April 14, 2015
The gap between lab coat and suit is famously large. Scientists are often lost in accounting spreadsheets and investors are often frustrated by scientific jargon.
Through running workshops with thousands of scientists and inventors, MaRS facilitators have found that this gap is often bridged with the theory of the lean startup. As theories of change, the lean startup process and the scientific process are remarkably similar. Lean entrepreneurs, like scientists, perform experiments to learn more. While scientists are learning about the world itself, entrepreneurs are learning about their products, customers and markets.
The lean startup movement essentially uses the scientific process to disprove assumptions until a product-market fit is found. Here are several principles from the scientific process that apply directly to the lean startup movement.
The facts about market size (or usability, or sales cycles) that allow entrepreneurs to have faith in their startups are often just assumptions. Entrepreneurs need to reframe these conclusions as hypotheses that must be tested. This reframing requires the entrepreneur to accept the possibility that he or she could be wrong, which is not necessarily an easy thing to do.
Karl Popper was the first to clearly define one of the hallmarks of a good scientific theory: falsifiability. It’s a fancy word that means that a hypothesis is only valuable if it can be proven wrong.
“People will like this app” is a weak hypothesis because it can’t clearly be proven false. It’s too wooly. “Twenty percent of people contacted will pay $1.99 for this app” is a better hypothesis because it can clearly be proven false.
Decide on a way to test your hypothesis as cheaply and as quickly as possible.
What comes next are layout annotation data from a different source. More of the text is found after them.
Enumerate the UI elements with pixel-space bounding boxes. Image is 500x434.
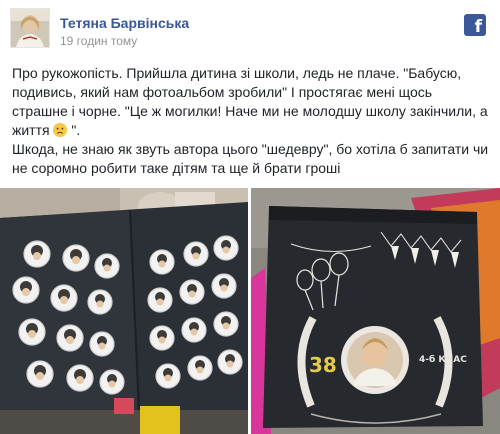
photo-album-spread[interactable] [0,188,248,434]
album-cover-image: 38 4-б КЛАС [251,188,500,434]
album-number: 38 [309,353,337,377]
disappointed-face-emoji [53,123,68,137]
album-class-label: 4-б КЛАС [419,354,467,365]
post-paragraph-2: Шкода, не знаю як звуть автора цього "ше… [12,141,489,176]
facebook-f-icon[interactable]: f [464,14,486,36]
avatar-photo [11,9,49,47]
post-body: Про рукожопість. Прийшла дитина зі школи… [12,64,490,178]
author-avatar[interactable] [10,8,50,48]
album-spread-image [0,188,248,434]
post-timestamp[interactable]: 19 годин тому [60,34,137,48]
post-header: Тетяна Барвінська 19 годин тому f [0,0,500,58]
photo-album-cover[interactable]: 38 4-б КЛАС [251,188,500,434]
author-name[interactable]: Тетяна Барвінська [60,15,189,31]
post-paragraph-1: Про рукожопість. Прийшла дитина зі школи… [12,64,490,140]
post-paragraph-1-text: Про рукожопість. Прийшла дитина зі школи… [12,65,488,138]
post-paragraph-1-suffix: ". [67,122,81,138]
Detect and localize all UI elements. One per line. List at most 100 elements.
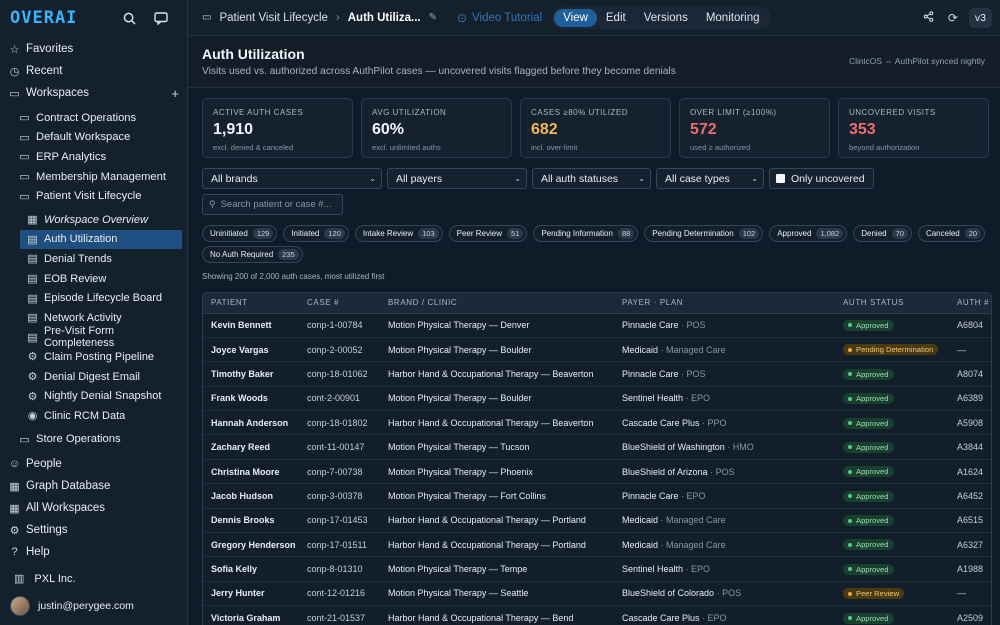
user-menu[interactable]: justin@perygee.com: [10, 596, 134, 616]
sidebar-toggle-icon[interactable]: ▭: [202, 12, 211, 23]
workspace-item[interactable]: ▭ Default Workspace: [0, 128, 187, 148]
payer-cell: BlueShield of Colorado · POS: [614, 581, 835, 607]
column-header[interactable]: PATIENT: [203, 293, 299, 314]
page-item[interactable]: ▤ Denial Trends: [0, 249, 187, 269]
workspace-label: Default Workspace: [36, 131, 131, 144]
org-switcher[interactable]: ▥ PXL Inc.: [14, 572, 76, 586]
search-input[interactable]: [220, 199, 331, 210]
column-header[interactable]: AUTH #: [949, 293, 991, 314]
sidebar-item-label: Favorites: [26, 43, 74, 55]
sidebar-item-label: Graph Database: [26, 480, 111, 493]
add-workspace-icon[interactable]: +: [171, 86, 179, 101]
auth-number-cell: —: [949, 581, 991, 607]
sidebar-item-favorites[interactable]: ☆ Favorites: [0, 38, 187, 60]
sidebar-item-settings[interactable]: ⚙ Settings: [0, 519, 187, 541]
separator: ·: [658, 539, 667, 550]
table-row[interactable]: Dennis Brooks conp-17-01453 Harbor Hand & …: [203, 508, 991, 534]
search-icon[interactable]: [113, 5, 145, 31]
column-header[interactable]: BRAND / CLINIC: [380, 293, 614, 314]
case-cell: cont-2-00901: [299, 386, 380, 412]
sidebar-item-recent[interactable]: ◷ Recent: [0, 60, 187, 82]
status-chip[interactable]: Uninitiated 129: [202, 225, 278, 242]
search-field[interactable]: ⚲: [202, 194, 343, 215]
payer-select[interactable]: All payers ⌄: [387, 168, 527, 189]
chip-count: 235: [278, 249, 299, 260]
brand-select[interactable]: All brands ⌄: [202, 168, 382, 189]
breadcrumb-parent[interactable]: Patient Visit Lifecycle: [219, 12, 327, 24]
patient-cell: Jacob Hudson: [203, 483, 299, 509]
table-row[interactable]: Jacob Hudson conp-3-00378 Motion Physical …: [203, 483, 991, 509]
workspace-item[interactable]: ▭ Contract Operations: [0, 108, 187, 128]
table-row[interactable]: Zachary Reed cont-11-00147 Motion Physical…: [203, 434, 991, 460]
document-icon: ▤: [27, 312, 38, 325]
page-item[interactable]: ⚙ Nightly Denial Snapshot: [0, 386, 187, 406]
auth-status-select[interactable]: All auth statuses ⌄: [532, 168, 651, 189]
status-label: Approved: [856, 613, 889, 623]
workspace-item[interactable]: ▭ ERP Analytics: [0, 147, 187, 167]
chat-icon[interactable]: [145, 5, 177, 31]
version-badge[interactable]: v3: [968, 8, 992, 28]
workspace-item[interactable]: ▭ Patient Visit Lifecycle: [0, 186, 187, 206]
separator: ·: [699, 417, 708, 428]
separator: ·: [678, 368, 687, 379]
status-chip[interactable]: Initiated 120: [283, 225, 349, 242]
table-row[interactable]: Victoria Graham cont-21-01537 Harbor Hand …: [203, 605, 991, 625]
refresh-icon[interactable]: ⟳: [941, 11, 965, 25]
column-header[interactable]: CASE #: [299, 293, 380, 314]
status-chip[interactable]: Denied 70: [853, 225, 912, 242]
page-item[interactable]: ▤ Episode Lifecycle Board: [0, 288, 187, 308]
page-item-active[interactable]: ▤ Auth Utilization: [20, 229, 182, 250]
table-row[interactable]: Frank Woods cont-2-00901 Motion Physical T…: [203, 386, 991, 412]
workspace-item[interactable]: ▭ Store Operations: [0, 430, 187, 450]
page-label: Pre-Visit Form Completeness: [43, 325, 115, 350]
status-chip[interactable]: No Auth Required 235: [202, 246, 303, 263]
case-type-select[interactable]: All case types ⌄: [656, 168, 764, 189]
tab-monitoring[interactable]: Monitoring: [697, 9, 769, 27]
app-logo[interactable]: OVERAI: [10, 8, 113, 28]
table-row[interactable]: Sofia Kelly conp-8-01310 Motion Physical T…: [203, 556, 991, 582]
workspace-item[interactable]: ▭ Membership Management: [0, 167, 187, 187]
table-row[interactable]: Jerry Hunter cont-12-01216 Motion Physical…: [203, 581, 991, 607]
sidebar-item-workspaces[interactable]: ▭ Workspaces +: [0, 82, 187, 104]
page-item[interactable]: ◉ Clinic RCM Data: [0, 406, 187, 426]
status-chip[interactable]: Intake Review 103: [354, 225, 443, 242]
plan-name: POS: [686, 368, 706, 379]
status-chip[interactable]: Peer Review 51: [448, 225, 528, 242]
table-row[interactable]: Timothy Baker conp-18-01062 Harbor Hand & …: [203, 361, 991, 387]
sidebar-item-all-workspaces[interactable]: ▦ All Workspaces: [0, 497, 187, 519]
table-row[interactable]: Joyce Vargas conp-2-00052 Motion Physical …: [203, 337, 991, 363]
page-item[interactable]: ▦ Workspace Overview: [0, 210, 187, 230]
sidebar-item-people[interactable]: ☺ People: [0, 453, 187, 475]
tab-view[interactable]: View: [554, 8, 597, 27]
table-row[interactable]: Hannah Anderson conp-18-01802 Harbor Hand …: [203, 410, 991, 436]
patient-cell: Sofia Kelly: [203, 556, 299, 582]
table-row[interactable]: Kevin Bennett conp-1-00784 Motion Physical…: [203, 313, 991, 338]
tab-versions[interactable]: Versions: [635, 9, 697, 27]
status-chip[interactable]: Approved 1,082: [769, 225, 848, 242]
status-cell: Approved: [835, 410, 949, 436]
table-row[interactable]: Christina Moore conp-7-00738 Motion Physic…: [203, 459, 991, 485]
chip-label: Uninitiated: [210, 229, 248, 238]
share-icon[interactable]: [917, 11, 941, 25]
status-chip[interactable]: Pending Information 88: [533, 225, 639, 242]
auth-number-cell: A6389: [949, 386, 991, 412]
status-badge: Approved: [843, 515, 894, 527]
clinic-cell: Motion Physical Therapy — Phoenix: [380, 459, 614, 485]
page-item[interactable]: ⚙ Denial Digest Email: [0, 367, 187, 387]
column-header[interactable]: AUTH STATUS: [835, 293, 949, 314]
tab-edit[interactable]: Edit: [597, 9, 635, 27]
column-header[interactable]: PAYER · PLAN: [614, 293, 835, 314]
sidebar-item-label: Help: [26, 546, 50, 559]
status-chip[interactable]: Pending Determination 102: [644, 225, 764, 242]
only-uncovered-checkbox[interactable]: Only uncovered: [769, 168, 874, 189]
table-row[interactable]: Gregory Henderson conp-17-01511 Harbor Han…: [203, 532, 991, 558]
sidebar-item-help[interactable]: ? Help: [0, 541, 187, 563]
chip-label: Intake Review: [362, 229, 414, 238]
page-item[interactable]: ▤ Pre-Visit Form Completeness: [0, 325, 187, 350]
page-item[interactable]: ▤ EOB Review: [0, 269, 187, 289]
page-item[interactable]: ⚙ Claim Posting Pipeline: [0, 347, 187, 367]
video-tutorial-button[interactable]: ⊙ Video Tutorial: [457, 11, 542, 25]
edit-icon[interactable]: ✎: [429, 12, 437, 23]
sidebar-item-graph-database[interactable]: ▦ Graph Database: [0, 475, 187, 497]
status-chip[interactable]: Canceled 20: [917, 225, 986, 242]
When conducting A/B tests or cohort tests, entrepreneurs should only change one variable at a time. If your landing page has three changes on it and you lose half your traffic, you won’t know which of the three changes was responsible. Change one thing at a time. Measure. Repeat.
“The only problem with experiments is not when they go wrong, but when you can’t end them.” This is quote from Scott Berkun when he was at WordPress, but it would be equally at home in a science textbook. Experiments should have clear start and stop times and a clear go/no-go threshold of success. You also need to decide what metrics to measure before you start.
Philosopher Thomas Kuhn was famous for his theory of paradigm shifts. Older scientists often cling to old theories by ignoring data from younger scientists, until the young scientists gain more experience and take over. This is similar to Clayton Christensen’s theory of disruptive innovation. Large tech companies often ignore startups because they (initially) serve a different market segment. Market leaders can be suddenly thrown from their perch, seemingly overnight.
Was there data from your experiment you ignored because you didn’t like it? Successful scientists try to identify their biases and assumptions before they generate data. Entrepreneurs are similarly prey to confirmation bias, where they discount people who disagree with them and pay attention to the people who agree. In reality, they are both data points that should be treated with detached interest.
Scientific theories are changing all of the time and are never static. Science is never “done”; it is constantly evolving. Similarly, business models ebb and flow with markets and segments and should be constantly tested for integrity. Go where the data takes you and don’t become complacent (it won’t last long).